Il arrive un moment où la Force de Coriolis dévie suffisament la particule d'air pour que cette force finisse par s'opposer completement à la force du gradient de pression. On dit que ce vent résultant de la force de Coriolis et de la force de pression est en équilibre géostrophique car les deux forces s'annulant, il n'est plus soumis à aucune des deux forces.

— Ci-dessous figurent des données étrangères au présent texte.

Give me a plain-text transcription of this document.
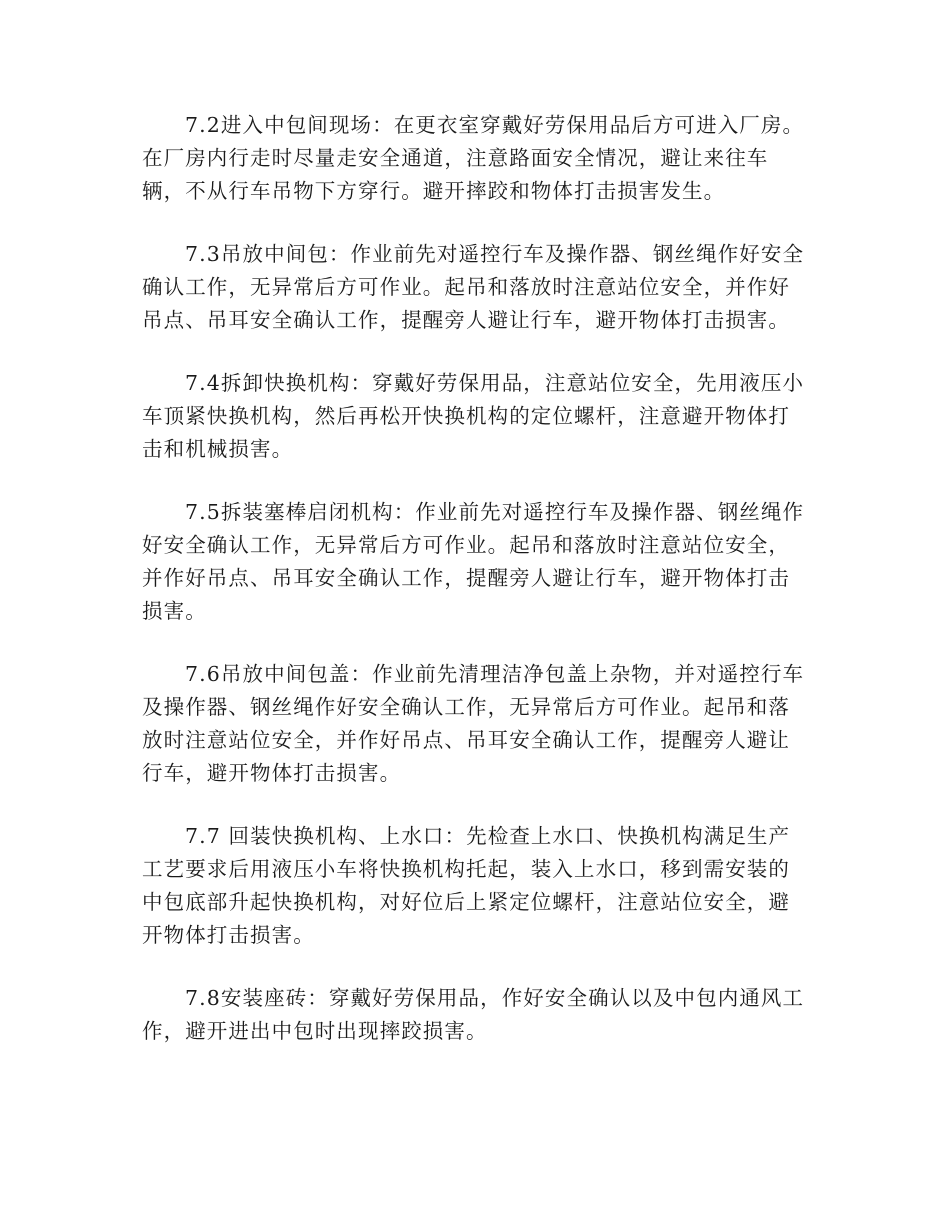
7.2进入中包间现场：在更衣室穿戴好劳保用品后方可进入厂房。
在厂房内行走时尽量走安全通道，注意路面安全情况，避让来往车
辆，不从行车吊物下方穿行。避开摔跤和物体打击损害发生。

7.3吊放中间包：作业前先对遥控行车及操作器、钢丝绳作好安全
确认工作，无异常后方可作业。起吊和落放时注意站位安全，并作好
吊点、吊耳安全确认工作，提醒旁人避让行车，避开物体打击损害。

7.4拆卸快换机构：穿戴好劳保用品，注意站位安全，先用液压小
车顶紧快换机构，然后再松开快换机构的定位螺杆，注意避开物体打
击和机械损害。

7.5拆装塞棒启闭机构：作业前先对遥控行车及操作器、钢丝绳作
好安全确认工作，无异常后方可作业。起吊和落放时注意站位安全，
并作好吊点、吊耳安全确认工作，提醒旁人避让行车，避开物体打击
损害。

7.6吊放中间包盖：作业前先清理洁净包盖上杂物，并对遥控行车
及操作器、钢丝绳作好安全确认工作，无异常后方可作业。起吊和落
放时注意站位安全，并作好吊点、吊耳安全确认工作，提醒旁人避让
行车，避开物体打击损害。

7.7 回装快换机构、上水口：先检查上水口、快换机构满足生产
工艺要求后用液压小车将快换机构托起，装入上水口，移到需安装的
中包底部升起快换机构，对好位后上紧定位螺杆，注意站位安全，避
开物体打击损害。

7.8安装座砖：穿戴好劳保用品，作好安全确认以及中包内通风工
作，避开进出中包时出现摔跤损害。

Le vent ne dévie alors plus de sa trajectoire et garde uniformément un mouvement perpendiculaire aux deux forces en équilibre. Un vent géostrophique a donc un mouvement rectiligne uniforme parallèle aux isobares. Mais le gradient de pression sur la Terre lui n'est pas uniforme, les particules d'airs sont attirés de tous les cotés vers les basses pressions. Le vent géostrophique en équilibre entre les 2 forces suit ces isobares courbes également. En raison de la rotation de l'air circulaire autour du centre dépressionnaire ou anticyclonique, s'ajoute alors une force centrifuge (ou « force d'inertie d'entraînement »), le vent géostrophique devient donc circulaire dans le sens cyclonique autour des dépressions et anti-cyclonique autour des hautes pressions.